St. Charles North High School student Shaw was suffering from kidney failure when his mother, Caroline Shaw, asked the Chronicle to publicize her son’s need for a living organ donor.
Sam Shaw was on a list of potential recipients from deceased organ donors, but his family knew he might receive a kidney sooner if someone came forward and offered to donate one. Sam’s mother and his father, Phill Shaw, were not matches for their son.
Many people shared the article on social media, and Sam Shaw received lots of offers from people wanting to be a donor. The screening process eliminated many of them from being a match for him, except Tara Johnsen, a 20-year-old whose father, Todd Johnsen, needed a kidney, too.
Tara Johnsen had been a match for her dad, who found out in December 2017 that he was in kidney failure and required a transplant.
However, when he had to undergo a quintuple heart bypass surgery the following spring, blood transfusions he received left antibodies in his blood that disqualified Tara as a match.
Soon afterward, Tara’s older sister, Kaitlyn, saw the Kane County Chronicle article about Sam Shaw on Facebook and told her family. Tara immediately went to work. She called Katie Jones at Lurie Children’s Hospital in Chicago, who was coordinating Sam’s kidney transplant. She told Jones about her St. Charles family’s situation.
After extensive screening, Sam Shaw and Tara Johnsen were determined to be a match and the families’ two dads were, too. It’s known as a “paired kidney exchange” or more commonly, a kidney swap.
“It took Tara and Kaitlyn pushing for this,” Todd Johnsen said.
In mid-December, the transplants took place. At Northwestern Memorial Hospital, surgeons removed one of Tara Johnsen’s kidneys and took it directly to Lurie across the street, where it was transplanted in Sam Shaw. Meanwhile, at Northwestern, one of Phill Shaw’s kidneys was taken out and transplanted in Todd Johnsen.

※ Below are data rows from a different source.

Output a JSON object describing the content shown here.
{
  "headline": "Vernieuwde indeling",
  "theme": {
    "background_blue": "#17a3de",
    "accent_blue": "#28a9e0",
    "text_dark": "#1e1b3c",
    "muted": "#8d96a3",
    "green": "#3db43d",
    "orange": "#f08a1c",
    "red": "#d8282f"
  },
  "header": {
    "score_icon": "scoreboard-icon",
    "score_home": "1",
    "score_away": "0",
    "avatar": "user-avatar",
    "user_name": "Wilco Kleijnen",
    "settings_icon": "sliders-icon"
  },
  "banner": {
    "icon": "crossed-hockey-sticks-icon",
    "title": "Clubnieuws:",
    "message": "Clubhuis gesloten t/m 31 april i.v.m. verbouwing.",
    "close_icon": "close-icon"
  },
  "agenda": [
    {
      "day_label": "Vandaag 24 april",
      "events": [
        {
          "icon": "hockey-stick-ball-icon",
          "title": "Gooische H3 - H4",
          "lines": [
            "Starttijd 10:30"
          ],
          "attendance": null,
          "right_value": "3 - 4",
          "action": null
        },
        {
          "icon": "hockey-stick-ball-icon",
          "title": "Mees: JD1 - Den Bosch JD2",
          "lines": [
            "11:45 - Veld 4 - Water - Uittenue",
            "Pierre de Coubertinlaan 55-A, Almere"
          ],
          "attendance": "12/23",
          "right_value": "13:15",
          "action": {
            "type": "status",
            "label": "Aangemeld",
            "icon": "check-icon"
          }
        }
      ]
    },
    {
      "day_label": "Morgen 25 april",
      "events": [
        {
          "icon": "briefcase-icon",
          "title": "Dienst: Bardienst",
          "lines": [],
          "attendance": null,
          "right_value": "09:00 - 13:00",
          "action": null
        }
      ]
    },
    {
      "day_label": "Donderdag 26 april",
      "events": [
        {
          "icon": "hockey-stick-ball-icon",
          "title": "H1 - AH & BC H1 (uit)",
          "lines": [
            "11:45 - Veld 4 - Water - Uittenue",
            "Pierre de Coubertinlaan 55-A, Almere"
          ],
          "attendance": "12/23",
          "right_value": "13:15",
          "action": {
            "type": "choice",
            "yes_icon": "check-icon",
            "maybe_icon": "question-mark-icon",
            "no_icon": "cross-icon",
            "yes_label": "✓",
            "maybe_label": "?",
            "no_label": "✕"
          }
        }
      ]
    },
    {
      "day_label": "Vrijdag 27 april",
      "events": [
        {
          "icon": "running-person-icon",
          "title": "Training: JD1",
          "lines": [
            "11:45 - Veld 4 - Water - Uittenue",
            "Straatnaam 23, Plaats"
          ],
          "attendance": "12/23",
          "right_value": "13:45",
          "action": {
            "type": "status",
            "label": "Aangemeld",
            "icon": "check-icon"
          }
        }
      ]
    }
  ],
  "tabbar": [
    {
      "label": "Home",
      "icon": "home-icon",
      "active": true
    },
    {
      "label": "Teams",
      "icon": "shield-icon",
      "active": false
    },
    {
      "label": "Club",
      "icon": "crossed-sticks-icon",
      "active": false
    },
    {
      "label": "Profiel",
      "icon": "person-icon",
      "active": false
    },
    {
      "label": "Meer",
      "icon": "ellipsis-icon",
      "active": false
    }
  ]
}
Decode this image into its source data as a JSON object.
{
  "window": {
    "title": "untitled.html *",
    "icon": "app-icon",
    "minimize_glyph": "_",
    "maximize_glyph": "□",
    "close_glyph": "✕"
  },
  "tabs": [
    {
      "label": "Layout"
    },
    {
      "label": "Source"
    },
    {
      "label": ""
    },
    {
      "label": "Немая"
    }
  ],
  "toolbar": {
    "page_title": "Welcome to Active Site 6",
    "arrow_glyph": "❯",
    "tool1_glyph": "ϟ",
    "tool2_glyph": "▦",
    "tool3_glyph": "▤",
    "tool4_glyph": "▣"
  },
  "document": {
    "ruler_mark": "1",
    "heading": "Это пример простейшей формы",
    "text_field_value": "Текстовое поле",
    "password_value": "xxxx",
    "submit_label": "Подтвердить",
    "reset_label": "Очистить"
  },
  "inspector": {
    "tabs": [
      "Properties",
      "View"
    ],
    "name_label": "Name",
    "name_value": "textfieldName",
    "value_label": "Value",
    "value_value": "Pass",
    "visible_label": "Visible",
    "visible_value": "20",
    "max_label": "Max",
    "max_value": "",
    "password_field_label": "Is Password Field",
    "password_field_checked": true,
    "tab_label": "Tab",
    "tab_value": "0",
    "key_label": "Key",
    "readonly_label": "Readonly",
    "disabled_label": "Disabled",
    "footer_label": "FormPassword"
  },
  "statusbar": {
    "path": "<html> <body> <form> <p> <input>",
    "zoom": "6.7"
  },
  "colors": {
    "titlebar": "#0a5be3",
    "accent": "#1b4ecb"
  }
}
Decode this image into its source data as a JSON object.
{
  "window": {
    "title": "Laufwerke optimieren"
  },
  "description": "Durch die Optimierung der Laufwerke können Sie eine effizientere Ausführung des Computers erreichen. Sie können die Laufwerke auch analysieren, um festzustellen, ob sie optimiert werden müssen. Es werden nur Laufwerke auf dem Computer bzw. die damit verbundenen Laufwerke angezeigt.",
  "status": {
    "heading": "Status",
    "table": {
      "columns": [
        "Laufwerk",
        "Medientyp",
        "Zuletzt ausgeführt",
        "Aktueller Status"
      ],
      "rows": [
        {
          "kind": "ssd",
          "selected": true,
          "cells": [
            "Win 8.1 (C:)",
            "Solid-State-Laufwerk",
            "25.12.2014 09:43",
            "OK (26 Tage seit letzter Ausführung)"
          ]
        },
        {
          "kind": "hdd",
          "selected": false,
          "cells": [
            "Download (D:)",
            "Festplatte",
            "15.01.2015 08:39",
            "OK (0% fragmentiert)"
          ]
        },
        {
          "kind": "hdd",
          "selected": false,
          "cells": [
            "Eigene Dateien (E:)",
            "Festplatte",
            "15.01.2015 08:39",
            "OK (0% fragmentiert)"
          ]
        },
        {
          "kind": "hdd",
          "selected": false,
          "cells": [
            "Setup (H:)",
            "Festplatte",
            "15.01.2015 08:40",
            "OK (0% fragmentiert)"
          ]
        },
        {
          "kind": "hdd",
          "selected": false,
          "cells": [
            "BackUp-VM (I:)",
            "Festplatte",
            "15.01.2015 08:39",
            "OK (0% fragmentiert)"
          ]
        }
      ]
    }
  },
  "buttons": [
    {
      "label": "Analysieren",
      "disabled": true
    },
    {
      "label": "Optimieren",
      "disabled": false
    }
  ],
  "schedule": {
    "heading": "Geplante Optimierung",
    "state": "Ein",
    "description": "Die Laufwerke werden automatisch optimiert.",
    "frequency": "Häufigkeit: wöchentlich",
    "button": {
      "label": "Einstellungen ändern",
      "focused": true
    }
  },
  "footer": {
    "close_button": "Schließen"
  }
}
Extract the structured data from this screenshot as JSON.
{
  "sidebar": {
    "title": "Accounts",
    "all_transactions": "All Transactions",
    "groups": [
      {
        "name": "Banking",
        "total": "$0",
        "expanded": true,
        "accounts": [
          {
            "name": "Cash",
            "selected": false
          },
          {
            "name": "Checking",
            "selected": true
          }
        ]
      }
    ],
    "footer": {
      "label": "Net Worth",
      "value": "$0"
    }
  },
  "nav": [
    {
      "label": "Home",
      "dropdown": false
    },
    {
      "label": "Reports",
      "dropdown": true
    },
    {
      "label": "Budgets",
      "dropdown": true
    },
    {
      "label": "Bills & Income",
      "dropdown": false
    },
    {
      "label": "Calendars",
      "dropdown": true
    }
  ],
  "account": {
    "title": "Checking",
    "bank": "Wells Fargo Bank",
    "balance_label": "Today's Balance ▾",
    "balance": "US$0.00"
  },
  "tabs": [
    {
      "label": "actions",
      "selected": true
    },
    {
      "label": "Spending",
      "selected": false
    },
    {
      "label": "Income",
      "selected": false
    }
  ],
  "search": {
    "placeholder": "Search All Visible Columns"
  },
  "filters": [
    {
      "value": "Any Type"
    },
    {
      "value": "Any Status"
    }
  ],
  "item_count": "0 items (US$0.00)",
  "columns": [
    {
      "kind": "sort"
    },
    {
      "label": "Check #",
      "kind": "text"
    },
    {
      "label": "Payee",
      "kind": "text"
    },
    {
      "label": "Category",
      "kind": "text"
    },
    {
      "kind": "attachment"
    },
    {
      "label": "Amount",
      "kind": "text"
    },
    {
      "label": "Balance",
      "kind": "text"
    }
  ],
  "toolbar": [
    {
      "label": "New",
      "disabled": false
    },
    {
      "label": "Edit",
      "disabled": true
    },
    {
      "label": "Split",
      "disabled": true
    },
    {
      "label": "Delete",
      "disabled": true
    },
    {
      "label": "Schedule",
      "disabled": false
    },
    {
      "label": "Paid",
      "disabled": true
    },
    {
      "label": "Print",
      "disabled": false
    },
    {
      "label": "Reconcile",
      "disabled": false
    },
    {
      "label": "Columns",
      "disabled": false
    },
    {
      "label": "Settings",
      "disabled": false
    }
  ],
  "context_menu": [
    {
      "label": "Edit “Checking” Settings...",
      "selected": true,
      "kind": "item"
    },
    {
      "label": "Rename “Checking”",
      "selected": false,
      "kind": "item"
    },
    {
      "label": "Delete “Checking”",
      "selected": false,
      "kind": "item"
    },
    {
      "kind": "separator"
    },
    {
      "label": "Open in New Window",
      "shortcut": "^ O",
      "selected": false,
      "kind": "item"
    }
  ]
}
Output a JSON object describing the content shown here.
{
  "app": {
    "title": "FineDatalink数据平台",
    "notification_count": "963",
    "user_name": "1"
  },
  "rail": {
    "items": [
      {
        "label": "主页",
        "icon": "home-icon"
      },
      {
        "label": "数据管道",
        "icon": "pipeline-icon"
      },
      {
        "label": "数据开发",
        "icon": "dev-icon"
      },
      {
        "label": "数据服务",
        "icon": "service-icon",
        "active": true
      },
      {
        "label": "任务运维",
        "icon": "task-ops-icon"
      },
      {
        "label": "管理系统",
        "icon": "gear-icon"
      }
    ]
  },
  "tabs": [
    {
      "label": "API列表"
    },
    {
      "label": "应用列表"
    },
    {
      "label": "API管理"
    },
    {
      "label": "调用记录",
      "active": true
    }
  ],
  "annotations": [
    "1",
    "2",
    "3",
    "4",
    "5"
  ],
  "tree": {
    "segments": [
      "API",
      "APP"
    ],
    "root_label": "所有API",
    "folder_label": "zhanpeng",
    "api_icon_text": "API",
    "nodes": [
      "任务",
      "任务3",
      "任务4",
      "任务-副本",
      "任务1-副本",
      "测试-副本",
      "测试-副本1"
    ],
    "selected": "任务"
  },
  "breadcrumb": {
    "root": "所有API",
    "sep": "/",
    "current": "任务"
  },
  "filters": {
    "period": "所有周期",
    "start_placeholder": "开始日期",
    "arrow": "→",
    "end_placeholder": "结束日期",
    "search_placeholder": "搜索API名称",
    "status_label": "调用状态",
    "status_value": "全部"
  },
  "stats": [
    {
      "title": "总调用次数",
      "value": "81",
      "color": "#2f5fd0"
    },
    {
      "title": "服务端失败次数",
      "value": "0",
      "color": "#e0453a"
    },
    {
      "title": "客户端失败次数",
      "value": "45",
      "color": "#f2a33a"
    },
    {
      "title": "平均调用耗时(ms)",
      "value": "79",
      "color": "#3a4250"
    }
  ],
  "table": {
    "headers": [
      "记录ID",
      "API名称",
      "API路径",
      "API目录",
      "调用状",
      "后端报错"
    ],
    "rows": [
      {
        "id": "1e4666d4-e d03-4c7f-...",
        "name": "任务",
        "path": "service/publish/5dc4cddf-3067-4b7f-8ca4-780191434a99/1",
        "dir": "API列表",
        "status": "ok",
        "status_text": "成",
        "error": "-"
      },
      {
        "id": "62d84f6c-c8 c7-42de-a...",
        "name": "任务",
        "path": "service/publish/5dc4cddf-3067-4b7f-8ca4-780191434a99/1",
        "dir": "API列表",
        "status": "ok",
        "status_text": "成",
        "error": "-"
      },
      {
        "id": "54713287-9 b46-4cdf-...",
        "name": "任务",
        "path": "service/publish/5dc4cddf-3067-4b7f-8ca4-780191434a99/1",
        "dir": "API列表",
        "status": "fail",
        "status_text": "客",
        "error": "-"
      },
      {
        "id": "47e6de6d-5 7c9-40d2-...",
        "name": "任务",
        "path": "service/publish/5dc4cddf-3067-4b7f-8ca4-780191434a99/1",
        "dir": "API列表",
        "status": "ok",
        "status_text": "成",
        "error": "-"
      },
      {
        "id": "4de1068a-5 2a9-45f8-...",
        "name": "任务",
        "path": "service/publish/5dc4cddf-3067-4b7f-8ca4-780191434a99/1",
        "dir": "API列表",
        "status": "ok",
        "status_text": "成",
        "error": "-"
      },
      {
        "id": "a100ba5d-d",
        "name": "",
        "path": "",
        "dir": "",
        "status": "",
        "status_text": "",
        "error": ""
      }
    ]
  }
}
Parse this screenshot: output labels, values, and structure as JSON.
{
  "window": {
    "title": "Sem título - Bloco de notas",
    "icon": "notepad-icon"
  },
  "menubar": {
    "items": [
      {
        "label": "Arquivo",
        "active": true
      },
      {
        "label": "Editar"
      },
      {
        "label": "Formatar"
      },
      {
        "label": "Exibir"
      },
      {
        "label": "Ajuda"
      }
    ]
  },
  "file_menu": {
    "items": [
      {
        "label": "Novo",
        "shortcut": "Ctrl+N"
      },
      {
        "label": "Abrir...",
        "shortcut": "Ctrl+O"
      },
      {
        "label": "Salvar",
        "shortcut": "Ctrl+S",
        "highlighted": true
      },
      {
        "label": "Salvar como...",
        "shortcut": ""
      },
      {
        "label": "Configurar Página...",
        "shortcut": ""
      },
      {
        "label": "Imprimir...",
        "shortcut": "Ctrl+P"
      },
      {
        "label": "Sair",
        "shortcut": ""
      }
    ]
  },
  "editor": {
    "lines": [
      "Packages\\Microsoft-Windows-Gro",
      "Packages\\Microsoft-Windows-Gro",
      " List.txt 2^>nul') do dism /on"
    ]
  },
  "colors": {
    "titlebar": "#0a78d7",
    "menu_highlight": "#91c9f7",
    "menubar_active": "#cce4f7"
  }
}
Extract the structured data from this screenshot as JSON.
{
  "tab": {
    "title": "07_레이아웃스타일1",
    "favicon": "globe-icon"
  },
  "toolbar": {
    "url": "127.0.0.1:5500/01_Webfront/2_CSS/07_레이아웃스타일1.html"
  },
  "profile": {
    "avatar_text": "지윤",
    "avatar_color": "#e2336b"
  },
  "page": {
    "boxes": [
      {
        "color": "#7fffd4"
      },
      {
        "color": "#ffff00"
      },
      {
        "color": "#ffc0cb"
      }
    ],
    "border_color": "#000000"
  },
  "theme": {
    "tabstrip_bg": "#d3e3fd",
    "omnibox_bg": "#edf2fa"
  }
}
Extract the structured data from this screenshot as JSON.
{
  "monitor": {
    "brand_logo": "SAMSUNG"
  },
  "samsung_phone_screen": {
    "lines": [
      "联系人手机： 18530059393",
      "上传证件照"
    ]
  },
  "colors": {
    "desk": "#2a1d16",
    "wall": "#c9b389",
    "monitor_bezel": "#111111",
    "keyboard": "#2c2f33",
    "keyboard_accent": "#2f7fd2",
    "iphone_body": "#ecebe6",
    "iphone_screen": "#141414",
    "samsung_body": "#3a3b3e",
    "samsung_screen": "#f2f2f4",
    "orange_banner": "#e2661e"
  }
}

Both Sam Shaw and Todd Johnsen had been undergoing dialysis a few times a week until the transplants. Now, they’re recovering well and proceeding with their lives. Sam Shaw is an active teenager who is in the school band and excels in academics.
Todd Johnsen, a local farmer who recently moved to Elburn, is looking forward to resuming his favorite hobby – softball – having been a member of many local teams for more than 30 years.
Tara Johnsen and Phill Shaw are expected to lead normal lives even though each has only one remaining kidney.
A good thing that has come from the trauma the Johnsen family has experienced is that many people the family knows have signed up to be organ donors after hearing about what happened, Todd Johnsen said.
The two families did not meet before the surgeries, following protocol of the hospitals, which are going to set up a meet and greet for them in the near future, Tara Johnsen said.
The Shaw family was not available for comment.